Some ancestor had a thing for trees that drop crap on the ground. At one corner is a black cherry about 100 feet tall, pruned and ravaged by too many hurricanes but still hanging in there enough to drop a crop of inedible black gooey cherry-like things on the ground every fall. In the other corner is a chestnut tree — pretty in the spring when it blossoms into big white splendor that reminds me of Paris — but evil in the fall when it drops spiked nut casings on the sidewalk where I walk barefoot with my scull on the way to the water for a morning row.
In the back corner is a honey locust — a tree that by all rights should be dead given its gaunt and splintered appearance, but which throws off a prodigious number of seed pods that for lack of a more delicate simile look like big brown curly tree turds.

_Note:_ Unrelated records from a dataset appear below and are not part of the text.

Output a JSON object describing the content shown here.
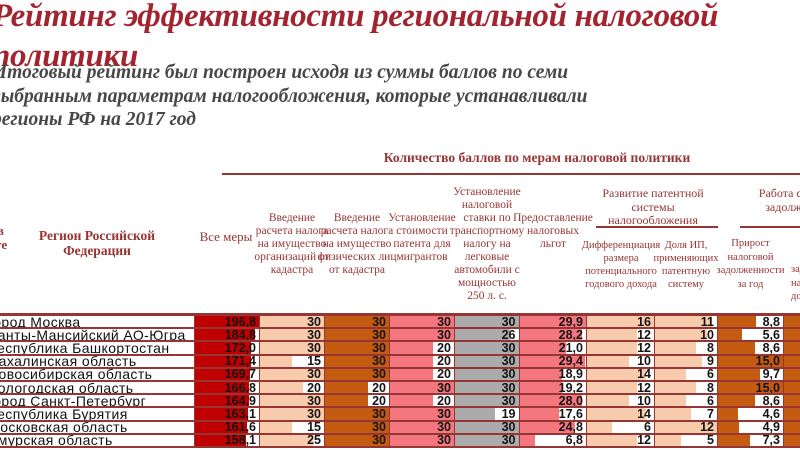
{
  "slide": {
    "title": "Рейтинг эффективности региональной налоговой\nполитики",
    "subtitle": "Итоговый рейтинг был построен исходя из суммы баллов по семи\nвыбранным параметрам налогообложения, которые устанавливали\nрегионы РФ на 2017 год"
  },
  "table": {
    "scores_group_header": "Количество баллов по мерам налоговой политики",
    "headers": {
      "place": "Место в\nрейтинге",
      "region": "Регион Российской\nФедерации",
      "all_measures": "Все меры",
      "property_tax_org": "Введение\nрасчета налога\nна имущество\nорганизаций от\nкадастра",
      "property_tax_individuals": "Введение\nрасчета налога\nна имущество\nфизических лиц\nот кадастра",
      "migrant_patent_cost": "Установление\nстоимости\nпатента для\nмигрантов",
      "transport_tax": "Установление\nналоговой\nставки по\nтранспортному\nналогу на\nлегковые\nавтомобили с\nмощностью\n250 л. с.",
      "tax_benefits": "Предоставление\nналоговых\nльгот",
      "patent_group": "Развитие патентной\nсистемы налогообложения",
      "patent_income_diff": "Дифференциация\nразмера\nпотенциального\nгодового дохода",
      "patent_ip_share": "Доля ИП,\nприменяющих\nпатентную\nсистему",
      "debt_group": "Работа с налоговой\nзадолженностью",
      "debt_growth": "Прирост\nналоговой\nзадолженности\nза год",
      "debt_cut_column_fragment": "задолженности\nналоговых\nдоходах"
    },
    "bar_colors": [
      "#C00000",
      "#F8CBAD",
      "#C55A11",
      "#F4777F",
      "#ABABAB",
      "#F4777F",
      "#F8CBAD",
      "#F8CBAD",
      "#C55A11"
    ],
    "tail_bar_color": "#C55A11",
    "border_color": "#963634",
    "rows": [
      {
        "region": "город Москва",
        "values": [
          "196,8",
          "30",
          "30",
          "30",
          "30",
          "29,9",
          "16",
          "11",
          "8,8"
        ]
      },
      {
        "region": "Ханты-Мансийский АО-Югра",
        "values": [
          "184,8",
          "30",
          "30",
          "30",
          "26",
          "28,2",
          "12",
          "10",
          "5,6"
        ]
      },
      {
        "region": "Республика Башкортостан",
        "values": [
          "172,0",
          "30",
          "30",
          "20",
          "30",
          "21,0",
          "12",
          "8",
          "8,6"
        ]
      },
      {
        "region": "Сахалинская область",
        "values": [
          "171,4",
          "15",
          "30",
          "20",
          "30",
          "29,4",
          "10",
          "9",
          "15,0"
        ]
      },
      {
        "region": "Новосибирская область",
        "values": [
          "169,7",
          "30",
          "30",
          "20",
          "30",
          "18,9",
          "14",
          "6",
          "9,7"
        ]
      },
      {
        "region": "Вологодская область",
        "values": [
          "166,8",
          "20",
          "20",
          "30",
          "30",
          "19,2",
          "12",
          "8",
          "15,0"
        ]
      },
      {
        "region": "город Санкт-Петербург",
        "values": [
          "164,9",
          "30",
          "20",
          "20",
          "30",
          "28,0",
          "10",
          "6",
          "8,6"
        ]
      },
      {
        "region": "Республика Бурятия",
        "values": [
          "163,1",
          "30",
          "30",
          "30",
          "19",
          "17,6",
          "14",
          "7",
          "4,6"
        ]
      },
      {
        "region": "Московская область",
        "values": [
          "161,6",
          "15",
          "30",
          "30",
          "30",
          "24,8",
          "6",
          "12",
          "4,9"
        ]
      },
      {
        "region": "Амурская область",
        "values": [
          "158,1",
          "25",
          "30",
          "30",
          "30",
          "6,8",
          "12",
          "5",
          "7,3"
        ]
      }
    ]
  }
}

These things have been a fact of life around the old homestead my entire life — laying on the ground, feeding an occasional squirrel, rolling like maracas across the yard during a strong blow, but useless somehow, stiff, leatherlike, foot-long curlicues of tree feces with no discernible function other than to insure the spawning of more honey locusts.
I can think of no more unattractive tree for a family back yard than a honey locust. My friend Dan has one in his yard down the street and has hung a tire swing from it. Nice except for the satanic spikes that bristle from the trunk, waiting for some nine-year old kid to swing in and impale himself like a gore scene from Omen 666.
The turds are tenacious, and hang onto the branches long past the usual leaf-fall in October and November. They hang there still, rattling in the winter winds, cascading down at the rate of one a second during wet snow storms, littering the landscape as if a pack of neighborhood dogs convened and decided to use my lawn for a mass defecation ritual.
Yesterday I drafted (against his will, but bribed with a cheeseburger club sandwich) Junior into helping me rake up yet another cubic ton of tree poop. Of course it snowed last night and another bumper crop has fallen, but it was semi-nice to do yardwork in January and find an excuse to escape the stifling indoors.